Institut Pertanian Bogor (IPB) tengah menghadapi polemik pembentukan Sekolah Teknik. Keputusan ini memicu reaksi beragam dari mahasiswa dan alumni Fakultas Teknologi Pertanian (Fateta), yang seluruh program studinya dipindahkan ke Sekolah Teknik baru tersebut.
Perpindahan ini menimbulkan pro dan kontra di kalangan sivitas akademika IPB. Beberapa mahasiswa merasa terdampak, sementara yang lain menyambut positif perubahan ini.
Pro dan Kontra Perpindahan Prodi ke Sekolah Teknik
Faiz, mahasiswa Teknik Mesin Fateta, menyatakan dukungannya terhadap perpindahan tersebut. Ia menilai perpindahan ini sesuai dengan bidang studinya yang memang berfokus pada teknik.
Sebaliknya, Caesa, mahasiswa Teknologi Pangan, mengungkapkan keberatannya. Ia menjelaskan perbedaan mendasar antara Teknik Pangan dan Teknologi Pangan. Teknologi Pangan lebih fokus pada inovasi makanan, berbeda dengan Teknik Pangan yang lebih menekankan pada aspek peralatannya.
Keberatan Caesa juga diutarakan oleh mayoritas mahasiswa Teknologi Pangan, bahkan hingga kalangan alumni. Mereka mempertanyakan transparansi proses pengambilan keputusan dan khawatir akan perubahan substansial dalam kurikulum pembelajaran.
Pihak kampus menjamin tidak akan ada perubahan signifikan dalam pembelajaran. Namun, Caesa merasakan perbedaan, terutama dengan mulai diterapkannya pembelajaran tentang alat-alat, yang menurutnya belum sedalam yang dipelajari mahasiswa Teknik Pangan.
Kecemasan Alumni dan Pertanyaan Rektor
Bukan hanya mahasiswa, alumni Fateta IPB juga turut menyuarakan kekhawatirannya. Ketua Himpunan Alumni Fateta IPB, Luhur Budijarso, menyatakan dukungannya terhadap Dekan Fateta dan berharap adanya jalan tengah.
Alumni memahami kebutuhan akan Sekolah Teknik, namun berharap Fateta tetap ada dan dapat bersinergi sebagai mitra. Mereka ingin memastikan Fateta tetap berperan penting dalam perkembangan teknologi pertanian.
Aman Wirakartakusumah, Rektor IPB periode 1998-2002, mengungkapkan kekhawatirannya terhadap potensi hilangnya jati diri IPB sebagai perguruan tinggi pertanian. Ia mempertanyakan konsistensi visi dan misi IPB jika Fateta diabaikan.

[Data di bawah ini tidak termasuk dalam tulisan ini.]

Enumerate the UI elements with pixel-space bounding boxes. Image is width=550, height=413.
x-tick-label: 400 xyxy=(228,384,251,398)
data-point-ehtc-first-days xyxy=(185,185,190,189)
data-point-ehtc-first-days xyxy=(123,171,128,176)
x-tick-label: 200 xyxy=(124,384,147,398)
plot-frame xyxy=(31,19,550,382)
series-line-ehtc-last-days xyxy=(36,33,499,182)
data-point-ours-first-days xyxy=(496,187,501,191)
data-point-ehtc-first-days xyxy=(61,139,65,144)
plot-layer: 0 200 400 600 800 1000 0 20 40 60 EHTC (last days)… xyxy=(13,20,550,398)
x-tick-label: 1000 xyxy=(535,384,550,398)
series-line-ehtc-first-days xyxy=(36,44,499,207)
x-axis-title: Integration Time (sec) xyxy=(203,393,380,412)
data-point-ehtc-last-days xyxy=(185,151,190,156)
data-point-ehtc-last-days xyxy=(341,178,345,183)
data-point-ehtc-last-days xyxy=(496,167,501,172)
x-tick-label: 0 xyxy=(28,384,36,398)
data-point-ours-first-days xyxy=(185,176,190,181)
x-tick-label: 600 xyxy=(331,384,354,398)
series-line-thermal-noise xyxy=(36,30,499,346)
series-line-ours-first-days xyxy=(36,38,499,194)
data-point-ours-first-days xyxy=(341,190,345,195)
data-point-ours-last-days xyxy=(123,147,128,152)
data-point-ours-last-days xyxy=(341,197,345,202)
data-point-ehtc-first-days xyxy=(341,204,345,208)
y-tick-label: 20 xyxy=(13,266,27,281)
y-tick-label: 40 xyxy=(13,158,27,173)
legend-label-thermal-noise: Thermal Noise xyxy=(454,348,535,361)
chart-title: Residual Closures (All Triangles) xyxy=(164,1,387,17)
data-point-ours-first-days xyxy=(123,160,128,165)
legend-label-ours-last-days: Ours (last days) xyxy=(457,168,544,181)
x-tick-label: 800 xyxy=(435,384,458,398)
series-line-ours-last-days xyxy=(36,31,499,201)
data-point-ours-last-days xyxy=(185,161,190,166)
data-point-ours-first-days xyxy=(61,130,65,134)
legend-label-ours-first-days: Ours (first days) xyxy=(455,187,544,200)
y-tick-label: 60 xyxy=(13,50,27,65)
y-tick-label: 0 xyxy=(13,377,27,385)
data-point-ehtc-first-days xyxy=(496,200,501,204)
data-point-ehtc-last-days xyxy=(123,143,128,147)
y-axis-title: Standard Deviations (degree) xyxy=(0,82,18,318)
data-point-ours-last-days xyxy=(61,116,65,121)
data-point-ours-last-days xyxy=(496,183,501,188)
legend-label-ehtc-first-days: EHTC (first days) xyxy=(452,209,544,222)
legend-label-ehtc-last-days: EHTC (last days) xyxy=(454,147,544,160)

Aman membandingkan IPB dengan ITB yang tetap mempertahankan namanya meski memiliki berbagai fakultas di luar teknik. Ia menekankan pentingnya menjaga keseimbangan antara ilmu murni dan penerapan teknologi.
Ia menegaskan bahwa kampus seharusnya mendukung visi dan misi, dan jika IPB berfokus pada agrikultur, Fateta seharusnya tetap dipertahankan. Perlu dikaji kembali apakah perpindahan prodi ini sudah sesuai dengan visi dan misi IPB.
Klarifikasi Dekan Fateta dan Solusi ke Depan
Dekan Fateta IPB, Slamet Budijanto, menjelaskan bahwa Fateta masih tetap ada. Perpindahan prodi ke Sekolah Teknik berdasarkan keputusan rektor dan persetujuan dosen.
Keputusan tersebut didasarkan pada pertimbangan efisiensi dan produktivitas. Namun, Slamet membuka peluang pembahasan ulang jika ada penolakan signifikan dan usulan naskah akademik yang komprehensif diajukan.
Ia memastikan perpindahan prodi tidak akan melemahkan pembelajaran di Fateta, justru sebaliknya, diharapkan memperkuat ilmu-ilmu yang diajarkan.
Polemik ini menunjukkan pentingnya transparansi dan dialog dalam pengambilan keputusan di lingkungan kampus. Perlu adanya kajian mendalam untuk memastikan setiap keputusan mendukung visi dan misi IPB serta kepentingan seluruh sivitas akademika.
Ke depannya, diharapkan akan tercapai solusi yang mengakomodasi berbagai kepentingan dan menjaga jati diri IPB sebagai perguruan tinggi pertanian terkemuka di Indonesia.